İskenderun Kaymakamı Sn. Hacı Hasan Özyiğit; İskenderunspor, Devletimize Emanet Olmalı!

0
197

İskenderunspor’un kurulduğu günü dün gibi hatırlarım. O gün kendi memleketimizin ismiyle kurulur kurulmaz, İskenderun onun yanında mıh gibi kenetlendi. Zengini garibanı bir birlik içerisinde! Takımın yukarılara doğru yükselmesinde az ter dökülmedi. İskenderunspor, yurt genelinde kısa sürede tanındı ve gönlümüze taht kurdu.

Faruk diye ilk defa profesyonel bir futbolcu takıma  alındığında ona hayranlıkla bakardık. Çünkü o futbolcu İskenderunspor’un ilk transferiydi. Yerli sporcuların arasında nazar boncuğu gibiydi. Fiyatını duyunca şehir az titremedi. Ayakları çarpık sarışın bir futbolcuydu.

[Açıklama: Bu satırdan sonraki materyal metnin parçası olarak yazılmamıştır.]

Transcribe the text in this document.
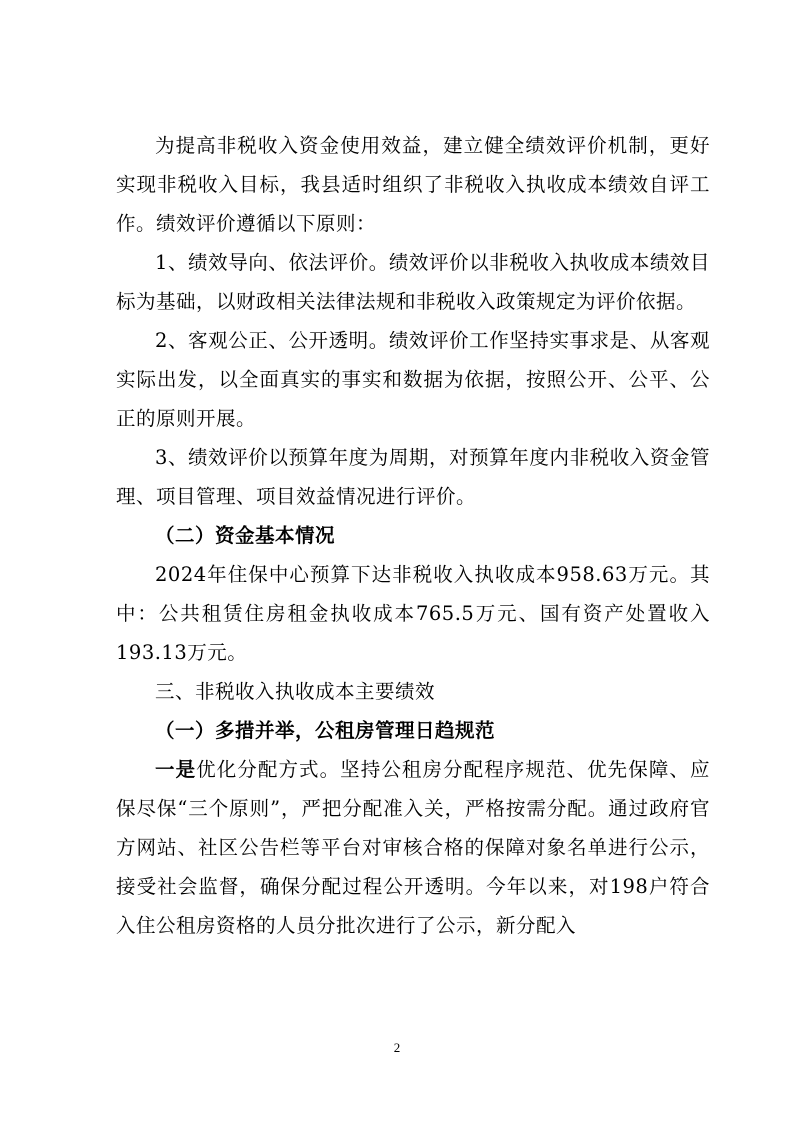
为提高非税收入资金使用效益，建立健全绩效评价机制，更好实现非税收入目标，我县适时组织了非税收入执收成本绩效自评工作。绩效评价遵循以下原则：

1、绩效导向、依法评价。绩效评价以非税收入执收成本绩效目标为基础，以财政相关法律法规和非税收入政策规定为评价依据。

2、客观公正、公开透明。绩效评价工作坚持实事求是、从客观实际出发，以全面真实的事实和数据为依据，按照公开、公平、公正的原则开展。

3、绩效评价以预算年度为周期，对预算年度内非税收入资金管理、项目管理、项目效益情况进行评价。

（二）资金基本情况

2024年住保中心预算下达非税收入执收成本958.63万元。其中：公共租赁住房租金执收成本765.5万元、国有资产处置收入193.13万元。

三、非税收入执收成本主要绩效

（一）多措并举，公租房管理日趋规范

一是优化分配方式。坚持公租房分配程序规范、优先保障、应保尽保“三个原则”，严把分配准入关，严格按需分配。通过政府官方网站、社区公告栏等平台对审核合格的保障对象名单进行公示，接受社会监督，确保分配过程公开透明。今年以来，对198户符合入住公租房资格的人员分批次进行了公示，新分配入

2
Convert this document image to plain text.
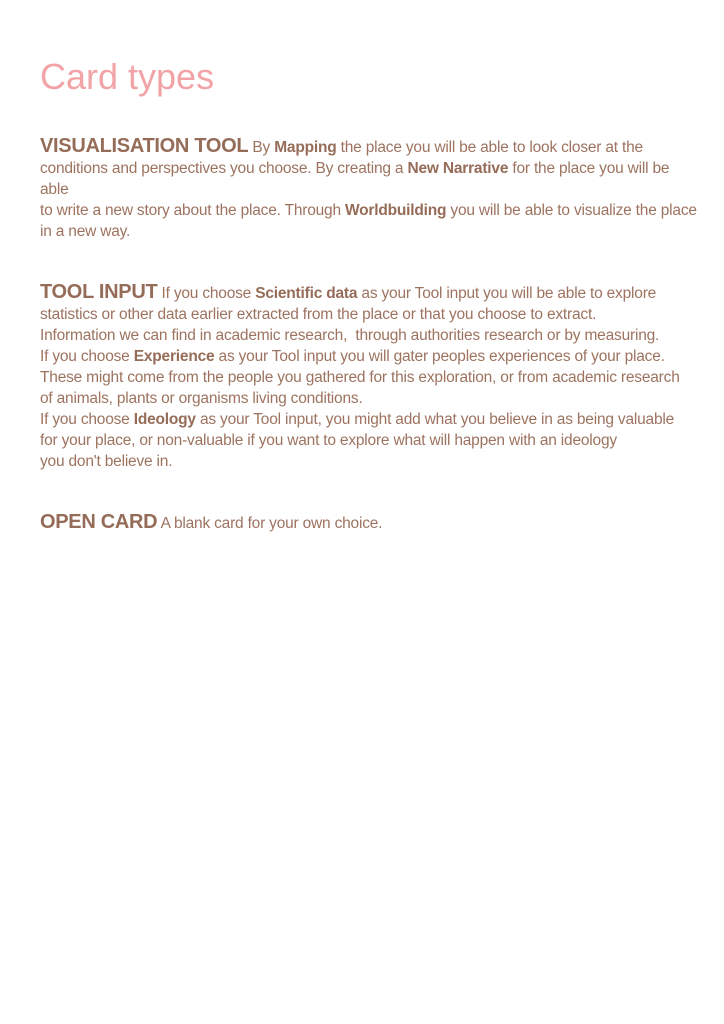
Card types

VISUALISATION TOOL By Mapping the place you will be able to look closer at the
conditions and perspectives you choose. By creating a New Narrative for the place you will be able
to write a new story about the place. Through Worldbuilding you will be able to visualize the place
in a new way.

TOOL INPUT If you choose Scientific data as your Tool input you will be able to explore
statistics or other data earlier extracted from the place or that you choose to extract.
Information we can find in academic research,  through authorities research or by measuring.
If you choose Experience as your Tool input you will gater peoples experiences of your place.
These might come from the people you gathered for this exploration, or from academic research
of animals, plants or organisms living conditions.
If you choose Ideology as your Tool input, you might add what you believe in as being valuable
for your place, or non-valuable if you want to explore what will happen with an ideology
you don't believe in.

OPEN CARD A blank card for your own choice.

Gelelim güzide takımımızın kurulduğu yıllara… 1967 senesinde Gençlerbirliği, Yolspor ve Çayspor kulüplerinin birleşmesiyle kurulan İskenderunspor, o yıllar bölgemizin Türk futbol liginde mücadele eden spordaki sesimiz ve gururumuzdu. Unutulmayan mücadelelere örnek teşkil eden bölgemiz futbol takımı, yıllar boyu halkımızın sevgisi ile barışık sevgi yumağımızdı.

Rahmetli Kaptan Cemil Soley’in kornerden attığı o golü hala unutamam. Dünya futbol ahengiyle inlerken, kornerden falsolu gol atan böyle futbolcu daha görmedim.

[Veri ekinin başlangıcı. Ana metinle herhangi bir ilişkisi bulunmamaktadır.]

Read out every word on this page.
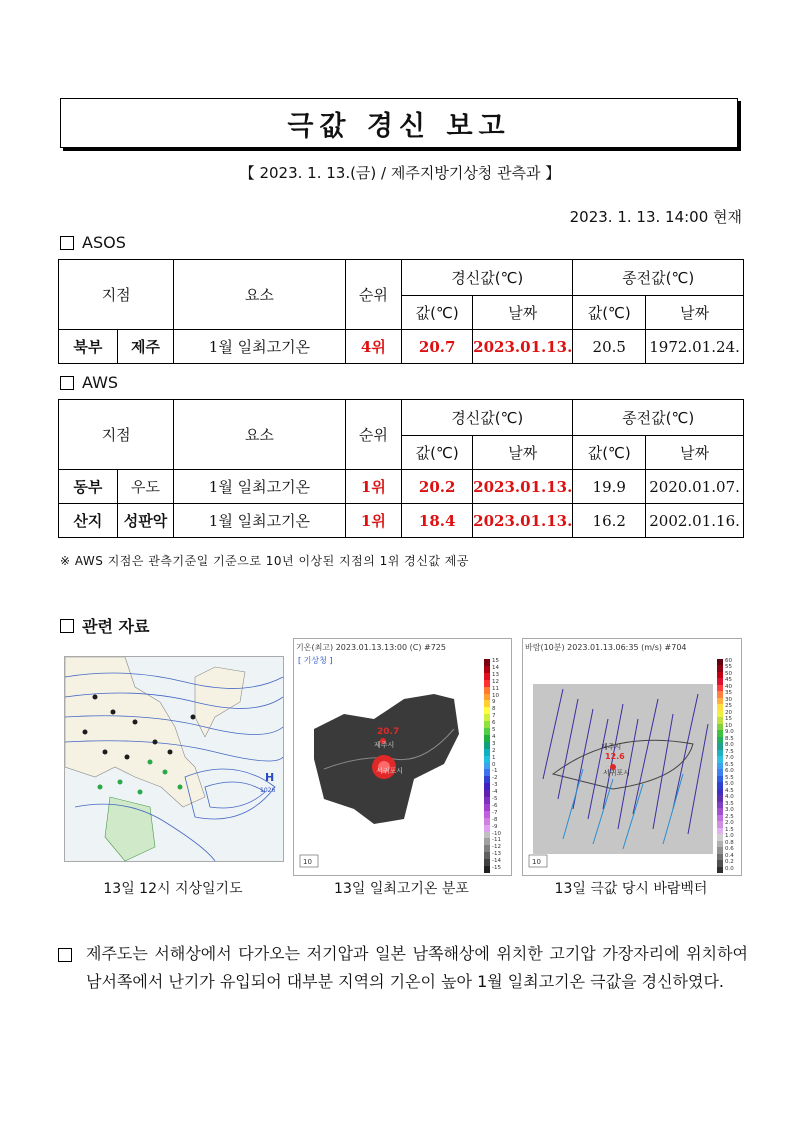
극값 경신 보고
【 2023. 1. 13.(금) / 제주지방기상청 관측과 】
2023. 1. 13. 14:00 현재
ASOS
지점		요소	순위	경신값(℃)		종전값(℃)	
				값(℃)	날짜	값(℃)	날짜
북부	제주	1월 일최고기온	4위	20.7	2023.01.13.	20.5	1972.01.24.
AWS
지점		요소	순위	경신값(℃)		종전값(℃)	
				값(℃)	날짜	값(℃)	날짜
동부	우도	1월 일최고기온	1위	20.2	2023.01.13.	19.9	2020.01.07.
산지	성판악	1월 일최고기온	1위	18.4	2023.01.13.	16.2	2002.01.16.
※ AWS 지점은 관측기준일 기준으로 10년 이상된 지점의 1위 경신값 제공
관련 자료
H
1026
13일 12시 지상일기도
기온(최고) 2023.01.13.13:00 (C) #725
[ 기상청 ]
20.7
제주시
서귀포시
10
15
14
13
12
11
10
9
8
7
6
5
4
3
2
1
0
-1
-2
-3
-4
-5
-6
-7
-8
-9
-10
-11
-12
-13
-14
-15
13일 일최고기온 분포
바람(10분) 2023.01.13.06:35 (m/s) #704
12.6
제주시
서귀포시
10
60
55
50
45
40
35
30
25
20
15
10
9.0
8.5
8.0
7.5
7.0
6.5
6.0
5.5
5.0
4.5
4.0
3.5
3.0
2.5
2.0
1.5
1.0
0.8
0.6
0.4
0.2
0.0
13일 극값 당시 바람벡터

제주도는 서해상에서 다가오는 저기압과 일본 남쪽해상에 위치한 고기압 가장자리에 위치하여 남서쪽에서 난기가 유입되어 대부분 지역의 기온이 높아 1월 일최고기온 극값을 경신하였다.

Kulüp, Makzume’den sonra, memleketimizde isim yapmaya çalışan birkaç iş adamlarının, İskenderun Belediye Başkanlığına yükselme basamağı haline geldi. Kitleyi harekete geçiren lider, şehirde el üstünde tutulur ve onun dediği her öneri alaka görürdü.

Zamanla gittikçe posası çıkartılan ve yüklü borç batağına saplandırılan kulüp için artık her şey için çok geç kalınmaya başlandı. Siyasiler takımımızla oyun oynamaktan vazgeçti. İskenderunspor için vatandaşa verilen sözlerle belediye başkanlığını kazanan çoğu belediye başkanı ilk yıllarda takımı bir yerlere getirmek için sözde çalışmalar yaptı ve daha sonra takımı kendi haline bıraktı.

İskenderunspor ismiyle, saf seçmenin oylarını alanlar, İskenderunspor’suz bu şehri yönetmeye başladılar. İskenderunspor için bilir bilmez ahkam kestiler. Başkanlar artık her şeyi vatandaştan iyi bilmeye başladıklarından dolayı kendi isimlerinin haricinde sivrilen yeni isimlerin önlerini kapattılar. Makamlarında İskenderunspor konuşulmaz oldu. Ta ki yeni seçim baharına girene dek! Seçim ayları, seçim arabalarının arkasında yazılan şu yazıyı hiç unutmam! ”İskenderunspor bizim namusumuzdur!” Hadi ordan..!!

Toplum sevgisinin varlığı hala devamlılık gösterse de bu işi göğüsleyecek birileri bir daha ortaya çıkmadı. Tek tük çıkanlar ise hemen üst düzey ‘ben bilirim’ciler sayesinde sesleri susturuldu. Üst düzey sahipsizleşme süreci anlayacağınız tamamen durdu. İskenderun’da özel yatırımlarıyla gündem olan bir iş adamı bu takımı sahiplenmeye kalktı ama maalesef “o kadar borç ödedim, ben bunca parayı ödüyorum kimse kılını kıpırdatmıyor” dedi ve takımı oda bıraktı. O günler bir isim oluşması gerekliydi ve bu takım o ismi oluşturdu. Yani bu takımın ölüsü dahi ölmüş isimlere hayat vermeye devam ediyor.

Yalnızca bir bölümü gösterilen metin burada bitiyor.